GOOD SHEPHERD CHURCH

The story of Good Shepherd Church is mostly one in Golden Valley, but it does have a distant St. Louis Park connection.  Much of the following is from Golden Valley – A History of a Minnesota City, Golden Valley Historical Society, 1986.

The parish of the Church of the Good Shepherd was established in December 1945.  Some of the parish territory was taken from Holy Family in St. Louis Park.  Without a home, manager Iver Stranger offered the group the use of the Boulevard Cafe on Wayzata Blvd. in Golden Valley. He even offered his dance band to provide the music. The first mass was offered on April 21, 1946, serving 300 Easter worshipers. News of the church in the tavern became national and was reported in Variety.  Father Thomas MacNamara used a portable altar that he had used in the Italian battlefields of WWII.  

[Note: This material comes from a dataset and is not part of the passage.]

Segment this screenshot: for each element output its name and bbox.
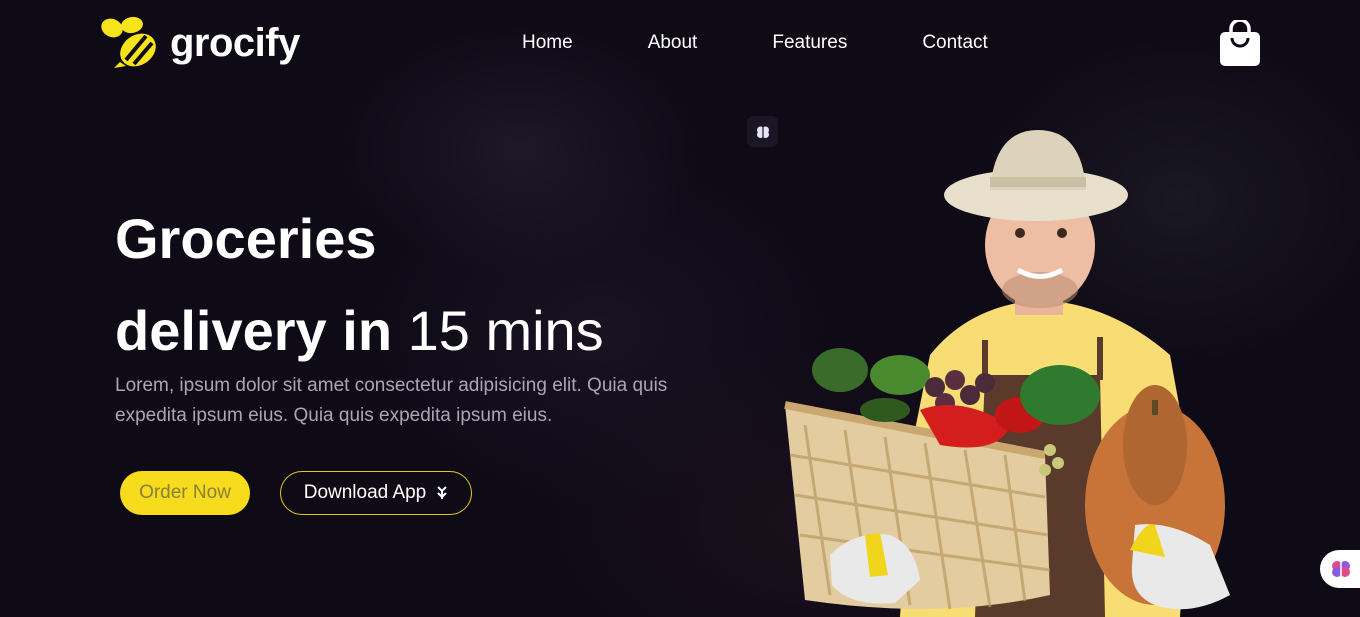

Late that summer a tract of land just under four acres at 1440 Highway 100 So. (then called Lilac Drive So.) was purchased from a local family in the southwest quadrant of the intersection of Highways 12 and 100.  The church consisted of two Army barracks that had done duty in Alaska, and was known as the Quonset Hut.  This land was seemingly in St. Louis Park, as it was south of Highway 12, but Golden Valley did indeed own land right at that intersection, and still does today.  Today the land is vacant, but valued at over $1 million.

Finally, an 18-acre parcel of land in Golden Valley was donated by the Holsum Bread Company.  The first mass was said at the new location, 145 Jersey Ave. So., on February 16, 1957.

A Parochial school started in 1959, with grades added as years went by.  In 1992 Good Shepherd School merged with Holy Family to become Parkvalley Catholic School.